Bruna fue dejando de actuar sin que nos diéramos cuenta. En la medida en que el Teatral fue creciendo ella, motor y combustible del Nandí, se fue ocupando de la producción y poco a poco, cuando el deterioro me fue acorralando, de la dirección general. Gauchesca fue la última obra que hizo Bruna. Uno de nuestros más sonados fracasos. Era una suite para trío; había más personajes pero eran meros desdoblamientos de esos tres. Nunca fue escrita del todo. Surgió. Surgió uniendo fragmentos de improvisaciones. Primero apareció Teo Glauben, que lo hacía Dixon. A Dixon le tocó componer un viejo traficante de imágenes religiosas porque es viejo –lo hicimos para que hiciera de Vizcacha en una versión musical del Martín Fierro– y porque la escena ya se venía jugando en una santería desde mucho antes. De a poco se nos fue revelando el asunto; de a poco fuimos sabiendo que la atención de la santería lo tenía sin cuidado; que lo único que parecía importarle era su propio santuario, levantado en un rincón de su oficina (que a su vez era el único rincón del escenario). Una tarde nos pareció evidente que lo que realizaba o intentaba realizar, manoseando una y otra vez las imágenes y cambiándolas de lugar o de ropa, era una manipulación metafísica: trataba de predisponer, de inclinar a cada divinidad en una u otra dirección; hacia una u otra suerte. Teo era un hombre de bien así que suponíamos que no utilizaba su arte en contra de nadie sino a favor... ¿pero a favor de qué? ¿en su propio beneficio o en el de la humanidad toda? Eso nunca lo supimos con certeza.
Casi como por partenogénesis de Teo nació Albert, su hermano y ayudante. Necesitábamos un contrapunto. A Albert lo hicimos de cero. Buscamos un parecido con Teo (Dixon) no por cuestiones de naturalismo sino porque nos pareció importante la simetría. Sólo que Albert (Nox, así lo bautizó Bruna) es notoriamente más joven. Visualmente funcionaban muy bien en escena. Creímos que era una jugada maestra. Sin embargo el conflicto no apareció. Ambos son muy devotos. Teo, de una manera racional, científica si se quiere, mientras que Albert es pasional, intuitivo, temeroso y crédulo: un supersticioso. Están en escena y conviven. Podrían seguir conversando boludeces durante un siglo.

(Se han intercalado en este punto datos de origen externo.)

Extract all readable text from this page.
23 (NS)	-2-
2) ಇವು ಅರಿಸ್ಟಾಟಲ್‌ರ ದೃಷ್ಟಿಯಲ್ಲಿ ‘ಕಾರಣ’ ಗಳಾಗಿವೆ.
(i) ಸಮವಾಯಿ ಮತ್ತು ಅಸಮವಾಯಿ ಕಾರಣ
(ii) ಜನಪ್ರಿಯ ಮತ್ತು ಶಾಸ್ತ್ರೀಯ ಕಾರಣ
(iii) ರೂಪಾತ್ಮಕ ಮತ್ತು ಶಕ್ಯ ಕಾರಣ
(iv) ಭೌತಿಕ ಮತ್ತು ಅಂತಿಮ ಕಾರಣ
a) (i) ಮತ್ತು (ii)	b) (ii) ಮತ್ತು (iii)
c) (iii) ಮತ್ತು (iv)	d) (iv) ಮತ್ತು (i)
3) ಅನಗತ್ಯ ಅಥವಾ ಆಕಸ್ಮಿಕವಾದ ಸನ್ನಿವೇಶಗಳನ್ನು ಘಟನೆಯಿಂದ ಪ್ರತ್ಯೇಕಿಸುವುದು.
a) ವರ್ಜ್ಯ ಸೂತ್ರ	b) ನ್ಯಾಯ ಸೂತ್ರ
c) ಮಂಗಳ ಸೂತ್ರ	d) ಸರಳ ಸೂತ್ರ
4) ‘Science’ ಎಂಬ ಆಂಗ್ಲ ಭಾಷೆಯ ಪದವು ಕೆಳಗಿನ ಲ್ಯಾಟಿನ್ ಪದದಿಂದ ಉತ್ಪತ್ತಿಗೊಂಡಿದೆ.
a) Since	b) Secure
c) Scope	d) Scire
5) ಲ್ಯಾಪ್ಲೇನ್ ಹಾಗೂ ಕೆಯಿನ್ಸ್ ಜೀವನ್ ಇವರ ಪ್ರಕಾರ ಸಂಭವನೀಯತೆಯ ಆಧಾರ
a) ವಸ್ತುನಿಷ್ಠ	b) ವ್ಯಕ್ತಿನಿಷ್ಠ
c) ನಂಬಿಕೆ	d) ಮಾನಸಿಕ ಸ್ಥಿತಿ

La acción en sí comienza con la llegada de Gauchesca. Gauchesca es una niña moribunda que recoge de la calle Albert Glauben. En tres de los cuatro planos en que transcurre la acción los hermanos van a enamorarse de la chica. Albert de una manera más inocente, más pura, incestuosa, fraterna. Lo de Teo, en cambio, es más complejo. Por momentos parece vivir su amor como un dolor injusto y otras como un premio a su larga vida solitaria –un derecho feudal del que hará uso casi sin darse cuenta–. En otro cuadro paralelo y simultáneo el viejo sigue en la suya y entiende que la niña no es más que otra representación, aunque carísima, de la misma deidad: una imagen sublime, con un nivel tal de ejecución que alcanza la epifanía. Muy pronto va a intentar incorporarla a su altar, y en algunos de los momentos del transcurso total de la obra, va a lograrlo.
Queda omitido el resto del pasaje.